Community-driven, market led change

Timor Leste’s rural communities are still largely disconnected from the key goods and services they need to sustainably advance out of poverty. 36% of Timor Leste’s population faces moderate to severe chronic food insecurity, unable to sufficiently produce or purchase the necessary food for healthy consumption. With limited access to post-harvest handling technologies, food losses remain as high as 30%.

Mercy Corps facilitates a network of Community Development Agents (CDAs) to close these gaps and connect people to the services and products they need to thrive. CDAs are trusted community level entrepreneurs that provide a range of services, from improved seeds and agriculture training to financial services and improved cookstoves.

Building an inclusive, circular economy

Mercy Corps’ Plastics Recycling Program is a public-private partnership, multi-donor funded program that aims to make Timor-Leste a ‘plastic neutral’ country whereby unnecessary plastic use is curtailed and replaced, and waste plastic is collected and recycled into locally sought after products. The resulting circular economy for plastics will bring new opportunities for employment and entrepreneurship while improving the natural beauty of Timor-Leste and the health and safety for its people.

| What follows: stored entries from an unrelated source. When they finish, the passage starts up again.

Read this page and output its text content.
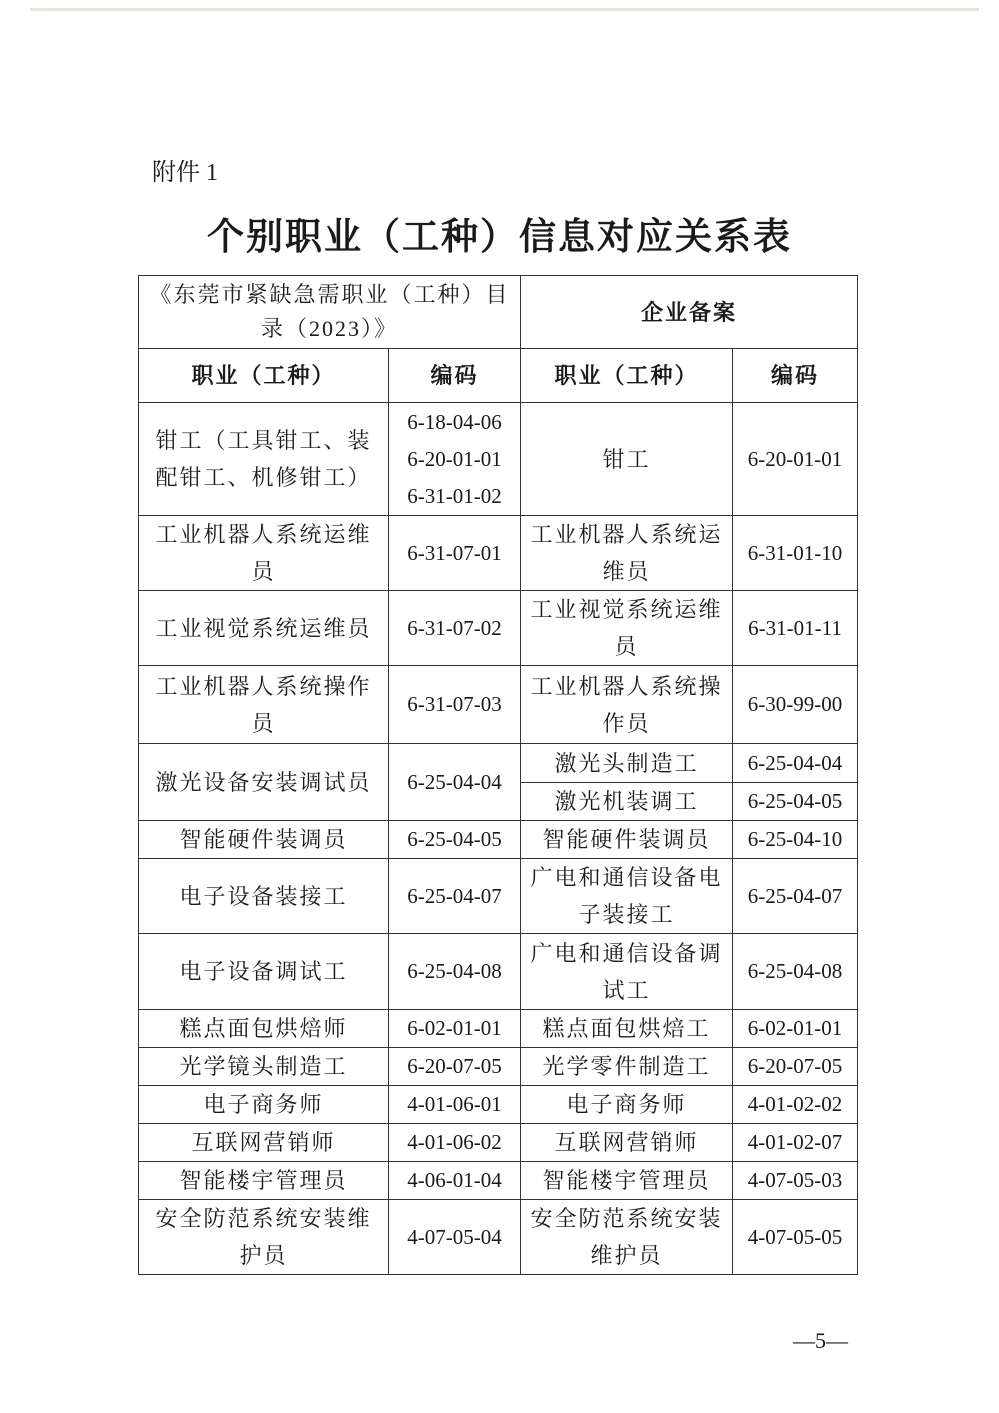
附件 1
个别职业（工种）信息对应关系表
《东莞市紧缺急需职业（工种）目录（2023）》		企业备案	
职业（工种）	编码	职业（工种）	编码
钳工（工具钳工、装配钳工、机修钳工）	6-18-04-06 6-20-01-01 6-31-01-02	钳工	6-20-01-01
工业机器人系统运维员	6-31-07-01	工业机器人系统运维员	6-31-01-10
工业视觉系统运维员	6-31-07-02	工业视觉系统运维员	6-31-01-11
工业机器人系统操作员	6-31-07-03	工业机器人系统操作员	6-30-99-00
激光设备安装调试员	6-25-04-04	激光头制造工	6-25-04-04
		激光机装调工	6-25-04-05
智能硬件装调员	6-25-04-05	智能硬件装调员	6-25-04-10
电子设备装接工	6-25-04-07	广电和通信设备电子装接工	6-25-04-07
电子设备调试工	6-25-04-08	广电和通信设备调试工	6-25-04-08
糕点面包烘焙师	6-02-01-01	糕点面包烘焙工	6-02-01-01
光学镜头制造工	6-20-07-05	光学零件制造工	6-20-07-05
电子商务师	4-01-06-01	电子商务师	4-01-02-02
互联网营销师	4-01-06-02	互联网营销师	4-01-02-07
智能楼宇管理员	4-06-01-04	智能楼宇管理员	4-07-05-03
安全防范系统安装维护员	4-07-05-04	安全防范系统安装维护员	4-07-05-05
—5—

Nutrition interventions for a healthy future

Thousands of men, women, and children suffer from chronic malnutrition in the country. Deficient in several key nutrients, 46% of children under five suffer from stunting. Mercy Corps programs use a mix of market facilitation and behavior change programming to ensure that increased production of key nutrition-sensitive foods, including tilapia, horticulture, and animal source foods, results in improved home consumption for the nutritionally vulnerable. Reaching more than 1,000 pregnant and lactating women and children under two, as well as and 150,000 farmers, Mercy Corps has helped increase dietary diversity, including consumption of protein-rich fish.

We’re also supporting institutional changes to improve nutrition. With policy and programmatic support, Mercy Corps is increasing access to nutritious school meals by linking farmers to schools, helping more than 30 schools and 12,000 students sustainably access locally sourced, highly nutritious foods.

Disaster prepared, resilient communities

Timor Leste is the 7th most disaster-prone country in the world, with frequent droughts, high winds, landslides, and increasingly variable rainfall. Through savings and loan groups, improved conservation, and other interventions, Mercy Corps helps farmers earn and invest while also reducing future risk of losses. We also strengthen community disaster preparedness by partnering with local leaders to create community responsive disaster management plans, building more resilient communities that can withstand shocks and stresses.